Monday, BBC Two, 9pm

In the 1960s, teenager Lesley Hornby from Neasden in London was the modelling world’s most famous face, known to millions as Twiggy. She was an icon of the Swinging Sixties, and this documentary film by Sadie Frost looks back at her amazing career, as she successfully navigated the shark-infested waters of the fashion industry and emerged relatively unscathed to become a British national treasure. The film delves in to her working-class upbringing and her sudden success at just 15, her marriages and relationships, and her constant reinvention following her retirement from modelling at just 22. This is a snapshot of an innocent age of glamour, with contributions from Dustin Hoffman, Paul McCartney, Charlotte Tilbury, Joanna Lumley and Brooke Shields.

Scannal – Death on Ireland’s Eye

Tuesday, RTÉ One, 7pm

On September 6th, 1852, a young Irish artist, William Kirwan, and his wife, Maria, went on a day trip to Ireland’s Eye, but only William returned to the mainland. He claimed his wife had gone swimming while he sketched, and when she didn’t return he searched the entire island but found no sign of her. Her body was subsequently found in an inlet, and an inquest found that she had died by drowning, but when it was discovered that the marriage had been marked by cruel behaviour and that William had been living a double life, he went from grieving husband to prime murder suspect. In this episode of Scannal, Sinéad Ní Churnáin and Síomha Ní Ruairc explore the story of a murder trial that gripped the nation in Victorian times. To dig deeper into this mystery, read Death on Ireland’s Eye by Dean Ruxton, of this parish.

Streaming

The Morning Show

Apple TV+ from Wednesday, September 17th
The Morning Show: Jennifer Aniston and Reese Witherspoon. Photograph: Apple TV+
The Morning Show: Jennifer Aniston and Reese Witherspoon.

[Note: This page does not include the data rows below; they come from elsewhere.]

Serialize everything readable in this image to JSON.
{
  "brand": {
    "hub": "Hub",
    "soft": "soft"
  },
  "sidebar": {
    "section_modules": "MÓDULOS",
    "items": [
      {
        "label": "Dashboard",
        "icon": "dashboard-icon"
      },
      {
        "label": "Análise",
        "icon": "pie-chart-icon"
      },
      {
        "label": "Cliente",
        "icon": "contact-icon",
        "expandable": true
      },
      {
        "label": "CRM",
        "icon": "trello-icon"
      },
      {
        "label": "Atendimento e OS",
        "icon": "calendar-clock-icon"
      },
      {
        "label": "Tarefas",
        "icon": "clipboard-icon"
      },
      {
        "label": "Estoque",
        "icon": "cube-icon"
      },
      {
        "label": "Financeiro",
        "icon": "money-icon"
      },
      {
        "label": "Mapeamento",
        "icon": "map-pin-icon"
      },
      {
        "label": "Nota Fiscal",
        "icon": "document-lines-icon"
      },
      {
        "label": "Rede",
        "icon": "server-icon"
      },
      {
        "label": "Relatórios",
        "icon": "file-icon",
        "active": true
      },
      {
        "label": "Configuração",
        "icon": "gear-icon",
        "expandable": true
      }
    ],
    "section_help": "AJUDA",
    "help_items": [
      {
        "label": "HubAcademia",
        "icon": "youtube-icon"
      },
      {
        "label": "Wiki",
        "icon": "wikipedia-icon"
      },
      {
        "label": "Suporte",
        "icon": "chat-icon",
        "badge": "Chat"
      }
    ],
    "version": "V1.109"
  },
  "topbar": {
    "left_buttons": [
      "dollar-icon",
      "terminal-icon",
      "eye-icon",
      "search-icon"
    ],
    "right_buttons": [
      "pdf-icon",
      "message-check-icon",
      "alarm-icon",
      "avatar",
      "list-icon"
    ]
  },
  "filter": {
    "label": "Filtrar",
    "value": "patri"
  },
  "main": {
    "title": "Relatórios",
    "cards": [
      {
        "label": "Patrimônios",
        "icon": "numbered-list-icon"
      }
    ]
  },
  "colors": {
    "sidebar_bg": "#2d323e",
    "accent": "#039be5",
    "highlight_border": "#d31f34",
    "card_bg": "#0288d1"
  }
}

Photograph: Apple TV+

Jennifer Aniston and Reese Witherspoon kick up more sparks in the fourth series of the drama set in the studios of a popular Manhattan morning-news programme. Aniston, who plays The Morning Show’s cohost Alex Levy, and Witherspoon, as news anchor Bradley Jackson, are working in a very different environment since the merger between the UBA and NBN networks. The broadcasters have to navigate new work practices and a new reality where AI, deepfakes, conspiracy theories and corporate skulduggery threaten to undermine fact-based reporting. As usual, The Morning Show is packed with stars, including Billy Crudup, John Hamm, Mark Duplass and Greta Lee, plus new arrivals Marion Cotillard and Jeremy Irons.

Black Rabbit

Netflix from Thursday, September 18th

Jude Law stars as Jake Friedkin, who runs a popular New York restaurant and VIP lounge called Black Rabbit. The business is on the cusp of becoming the jewel of Big Apple nightlife, but when Jake’s wayward brother, Vince (Jason Bateman), returns to the family business, he brings a heap of trouble with him. Soon everything they’ve worked hard for is in danger of collapsing like a badly made soufflé. Will their brotherly bond save the business or destroy it?